I just ran across a website containing photos of a 1968 trip which became the subject of Robert Pirsig’s book Zen and the Art of Motorcycle Maintenance:


What a memory jogger.  I first read the book as part of a class I took at Stanford with the great teacher and design thinker Jim Adams.  It was a mechanical engineering class called, quite simply, "Quality".  No six sigma here, no sir.  Instead, we looked at old tractors, Japanese flutes, wrenches… and generally spent a lot of time getting a visceral feel for quality.  The two textbooks for the course really shaped my few of the world as a design thinker, and continue to do so.  The first was the formidable work The Nature and Art of Workmanship, by David Pye, the other Pirsig’s book.

If you haven’t read Zen, I highly recommend it.  It’s a deep, chewy book, full of meditations on what makes good stuff, and what it means to live with good stuff and what it takes to keep good stuff being good stuff.  Here’s a representative passage:

Each machine has its own, unique personality which probably could be
defined as the intuitive sum total of everything you know and feel
about it.
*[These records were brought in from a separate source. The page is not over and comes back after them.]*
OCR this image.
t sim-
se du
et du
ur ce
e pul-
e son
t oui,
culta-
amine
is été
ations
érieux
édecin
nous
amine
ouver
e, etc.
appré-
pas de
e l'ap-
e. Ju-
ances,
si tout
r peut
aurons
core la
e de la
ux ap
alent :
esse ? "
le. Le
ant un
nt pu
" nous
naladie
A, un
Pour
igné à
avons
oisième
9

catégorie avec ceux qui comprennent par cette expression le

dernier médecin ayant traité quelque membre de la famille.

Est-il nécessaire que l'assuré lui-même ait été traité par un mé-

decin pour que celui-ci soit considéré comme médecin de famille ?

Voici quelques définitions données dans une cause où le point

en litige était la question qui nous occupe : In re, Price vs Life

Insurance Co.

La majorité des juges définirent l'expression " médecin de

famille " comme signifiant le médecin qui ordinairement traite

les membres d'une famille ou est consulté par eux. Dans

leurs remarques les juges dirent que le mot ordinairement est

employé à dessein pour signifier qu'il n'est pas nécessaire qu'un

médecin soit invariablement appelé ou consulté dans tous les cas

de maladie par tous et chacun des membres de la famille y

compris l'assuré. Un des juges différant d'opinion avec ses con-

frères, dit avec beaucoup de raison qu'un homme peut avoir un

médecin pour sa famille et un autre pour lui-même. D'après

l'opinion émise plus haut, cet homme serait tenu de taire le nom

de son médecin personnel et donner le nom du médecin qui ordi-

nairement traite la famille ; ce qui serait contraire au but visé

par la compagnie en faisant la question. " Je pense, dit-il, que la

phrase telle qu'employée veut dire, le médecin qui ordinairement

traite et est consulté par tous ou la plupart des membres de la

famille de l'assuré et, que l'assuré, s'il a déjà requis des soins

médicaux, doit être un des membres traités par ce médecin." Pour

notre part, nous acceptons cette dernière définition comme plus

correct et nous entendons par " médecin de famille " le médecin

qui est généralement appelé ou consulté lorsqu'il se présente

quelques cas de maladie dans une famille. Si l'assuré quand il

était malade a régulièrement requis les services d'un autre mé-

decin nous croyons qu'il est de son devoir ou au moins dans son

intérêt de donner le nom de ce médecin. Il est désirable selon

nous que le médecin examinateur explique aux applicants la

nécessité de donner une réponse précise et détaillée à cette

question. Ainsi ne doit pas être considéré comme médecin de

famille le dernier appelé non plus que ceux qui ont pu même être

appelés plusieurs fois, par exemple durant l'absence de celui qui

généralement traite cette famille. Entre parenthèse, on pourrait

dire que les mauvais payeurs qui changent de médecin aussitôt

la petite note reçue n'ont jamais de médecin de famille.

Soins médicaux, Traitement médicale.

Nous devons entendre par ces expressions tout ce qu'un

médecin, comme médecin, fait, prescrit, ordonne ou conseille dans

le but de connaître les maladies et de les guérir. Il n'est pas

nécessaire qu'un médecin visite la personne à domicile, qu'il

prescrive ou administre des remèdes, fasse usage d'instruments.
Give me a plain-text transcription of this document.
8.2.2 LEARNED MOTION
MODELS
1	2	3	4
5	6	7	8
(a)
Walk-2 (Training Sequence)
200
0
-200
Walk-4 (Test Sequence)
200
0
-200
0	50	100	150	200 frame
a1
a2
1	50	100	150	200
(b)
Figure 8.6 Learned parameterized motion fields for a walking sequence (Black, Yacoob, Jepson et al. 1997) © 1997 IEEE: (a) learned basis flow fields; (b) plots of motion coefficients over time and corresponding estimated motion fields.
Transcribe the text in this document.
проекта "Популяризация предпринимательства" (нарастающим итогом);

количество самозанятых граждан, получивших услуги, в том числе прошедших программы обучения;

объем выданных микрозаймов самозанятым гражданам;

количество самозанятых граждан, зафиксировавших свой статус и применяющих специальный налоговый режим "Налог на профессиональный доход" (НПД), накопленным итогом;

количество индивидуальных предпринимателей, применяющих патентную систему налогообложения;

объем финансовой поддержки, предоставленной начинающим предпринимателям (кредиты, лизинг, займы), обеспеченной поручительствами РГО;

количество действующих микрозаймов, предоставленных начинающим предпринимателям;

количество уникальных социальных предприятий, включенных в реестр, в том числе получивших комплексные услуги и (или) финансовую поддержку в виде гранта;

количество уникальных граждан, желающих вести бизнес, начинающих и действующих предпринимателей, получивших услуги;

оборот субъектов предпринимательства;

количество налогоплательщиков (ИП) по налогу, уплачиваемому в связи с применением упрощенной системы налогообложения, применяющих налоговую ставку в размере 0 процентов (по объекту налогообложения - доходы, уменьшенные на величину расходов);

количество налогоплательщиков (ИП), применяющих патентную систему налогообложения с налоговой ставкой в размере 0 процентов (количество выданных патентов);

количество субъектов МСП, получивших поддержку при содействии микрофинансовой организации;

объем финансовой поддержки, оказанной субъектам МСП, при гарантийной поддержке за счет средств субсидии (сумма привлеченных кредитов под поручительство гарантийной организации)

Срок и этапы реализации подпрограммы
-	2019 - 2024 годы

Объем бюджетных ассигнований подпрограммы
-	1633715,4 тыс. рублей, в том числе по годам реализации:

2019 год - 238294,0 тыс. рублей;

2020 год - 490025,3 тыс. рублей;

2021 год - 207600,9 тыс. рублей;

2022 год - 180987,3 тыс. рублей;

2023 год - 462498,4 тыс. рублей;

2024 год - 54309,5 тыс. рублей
This personality constantly changes, usually for the worse,
but sometimes surprisingly for the better, and it is this personality
that is the real object of motorcycle maintenance. The new ones start
out as good-looking strangers and, depending on how they are treated,
degenerate rapidly into bad-acting grouches or even cripples, or else
turn into healthy, good-natured, long-lasting friends.

Quality is one of those intangibles which is really difficult — maybe even pointless — to articulate verbally, but which is essential to be able to feel and recognize and act upon.